Главное для него в барокко – сущность его эстетики – способность воссоздавать бурную динамику контрастных и противоборствующих сил и объединять в единую «динамическую гармонию» самые противоречивые и далекие начала и явления. В этом, в его понимании, состоит сущность действительности и культуры Латинской Америки. «Америка, будучи континентом симбиозов, перемен, потрясений, смешений, была изначально барочной» («Барочность и чудесная реальность»)[336]
. «Барокко – это больше, чем стиль, это барочность, т. е. способ перевоплощения материи и ее форм, способ упорядочивания путем создания беспорядка, способ пересоздания материи» («Один из способов преобразования материи»)[337].Итак, бурная динамика расово-этнических, исторических процессов, порождающая необычные симбиозы, смешения в действительности и в искусстве, динамика, устремленная к поискам новой гармонии, и есть источник барочности. Так, это понятие стало плодотворной формулой историко-культурного своеобразия Латинской Америки, а в творческом плане – стилевым модусом художественного воссоздания, предполагающим особую насыщенность, напряженность изобразительности, словесную и образную избыточность, в которой сливаются и взаимодействуют многочисленные и неожиданные элементы и формы.
С барочностью Карпентьер связал и концепцию «чудесной реальности». «Чудесное» (в смысле небывалого, поразительного) есть плод скрещения противоречивых и контрастных феноменов в гигантском расово-этническом, культурно-цивилизационном, социально-историческом котле, в котором бурлит магма нового маленького «рода человеческого».
Такова Америка Карпентьера. Но в его теории барочности и чудесной реальности Латинской Америки есть еще одно важное измерение – идеологическое. Карпентьер указал на центр своей концепции – это исторический процесс, «бурлящая человеческая плазма», бурные движения масс. Народная история сплавляет воедино многообразные стороны латиноамериканской действительности (по терминологии Карпентьера, «контексты»), взывающие к художнику, чтобы он, подобно Адаму в едва родившемся мире, дал им названия, изобрел для них слова.

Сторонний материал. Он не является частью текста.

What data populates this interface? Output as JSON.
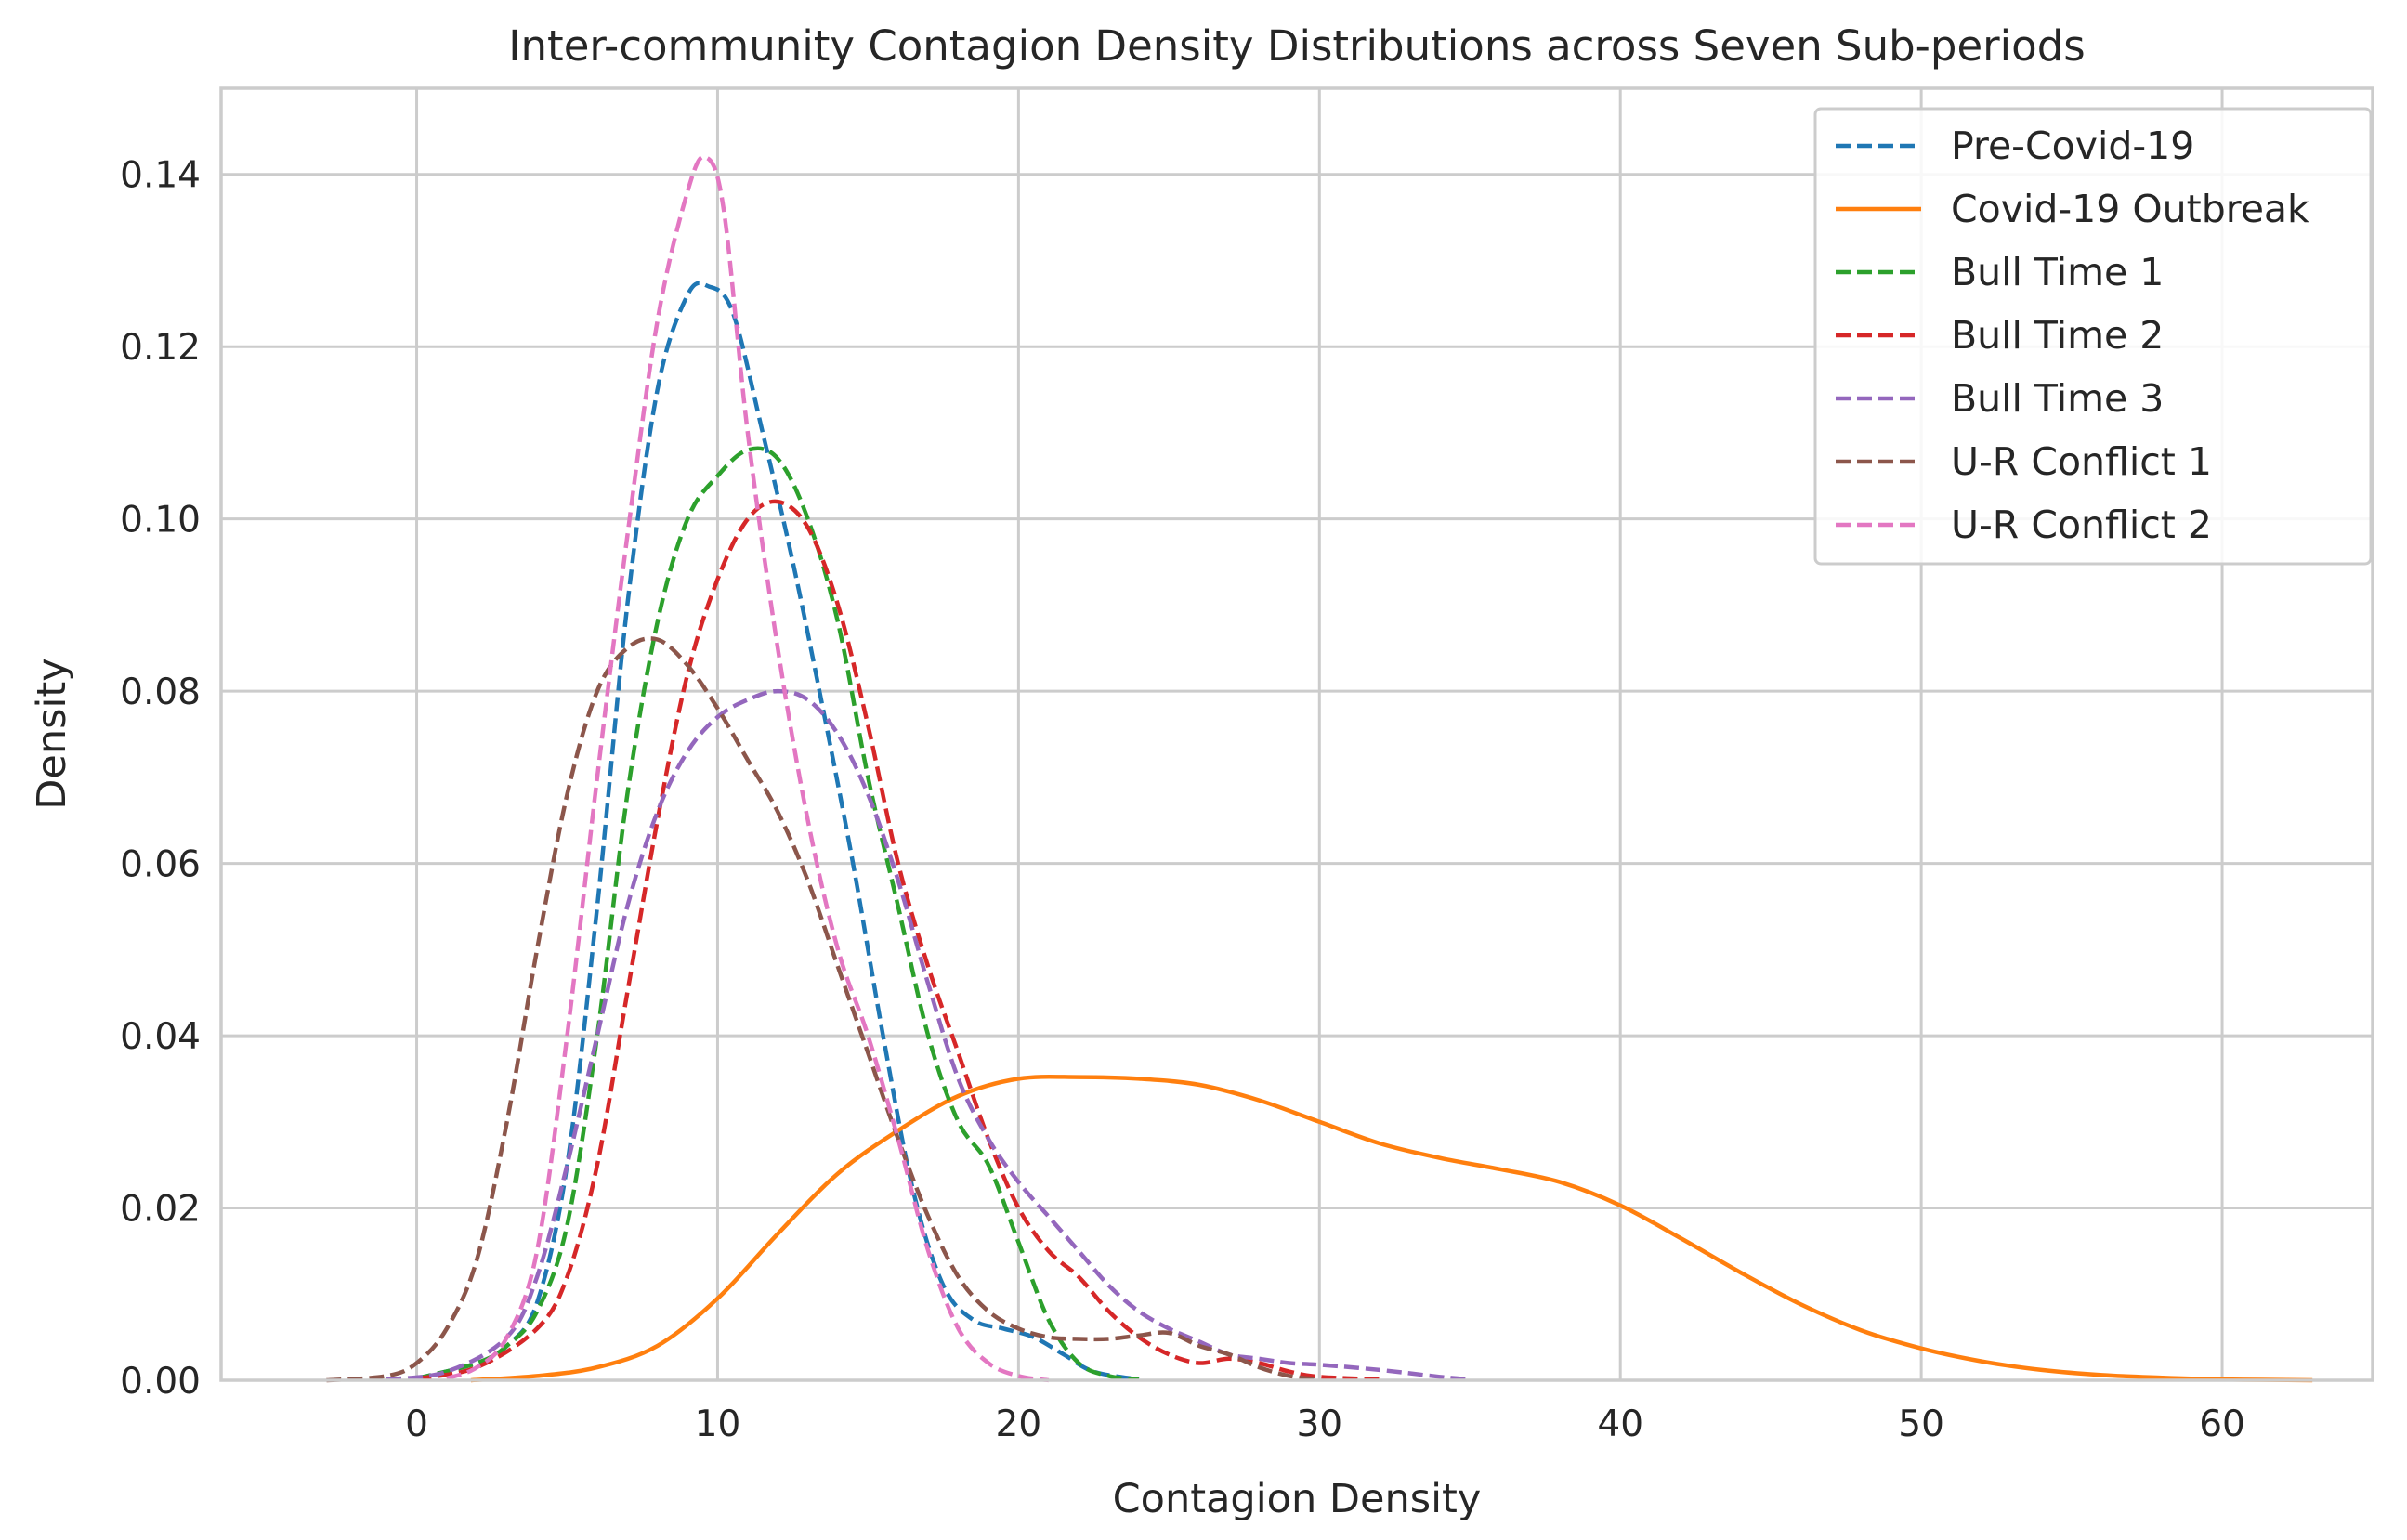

С таким пониманием задач латиноамериканского писателя связаны и представления Карпентьера о судьбах романа. В 60-е годы, когда в западной критике шли споры о смерти романа, писатель спокойно утверждал: роман жив и прекрасно себя чувствует там, где сосредоточен не на «частной жизни», скованный вечными «треугольниками», а на истории. Карпентьер предпочитал большой, свободный роман, своей природой соответствовавший действительности. Латиноамериканский роман «барочен» (т. е. воссоздает многообразную панораму жизни), потому что «барочна» действительность континента. И раз в ней сосуществуют все эпохи, значит, время и пространство в романе должны быть свободно превращаемыми; раз континент – это поле социальных битв, катастрофических движений масс, значит, и роман должен быть эпическим.
Миссия латиноамериканского писателя – стать свидетелем Истории или, повторяет Карпентьер, снова вспоминая первооткрывателей, быть «хронистом Индий». Выдающийся хронист того времени Берналь Диас дель Кастильо был участником и творцом истории, и потому смог увидеть «чудо». Его источник – бытие во всех его измерениях, чреватое новым, неизведанным, небывалым. Именно таким чудом, по Карпентьеру (эссе «Барочность и чудесная реальность»), стала кубинская революция 1959 г. – плод и сумма всей истории и действительности Америки.
Карпентьер, которому были близки социалистические идеалы, сразу после революции вернулся на Кубу и участвовал в общественной жизни. Он организовывал фестивали книги, был заместителем председателя Национального совета по культуре, руководил Национальным издательством Кубы, работал советником по вопросам культуры в посольстве Кубы во Франции, был депутатом высшего законодательного органа страны – Национальной ассамблеи народной власти.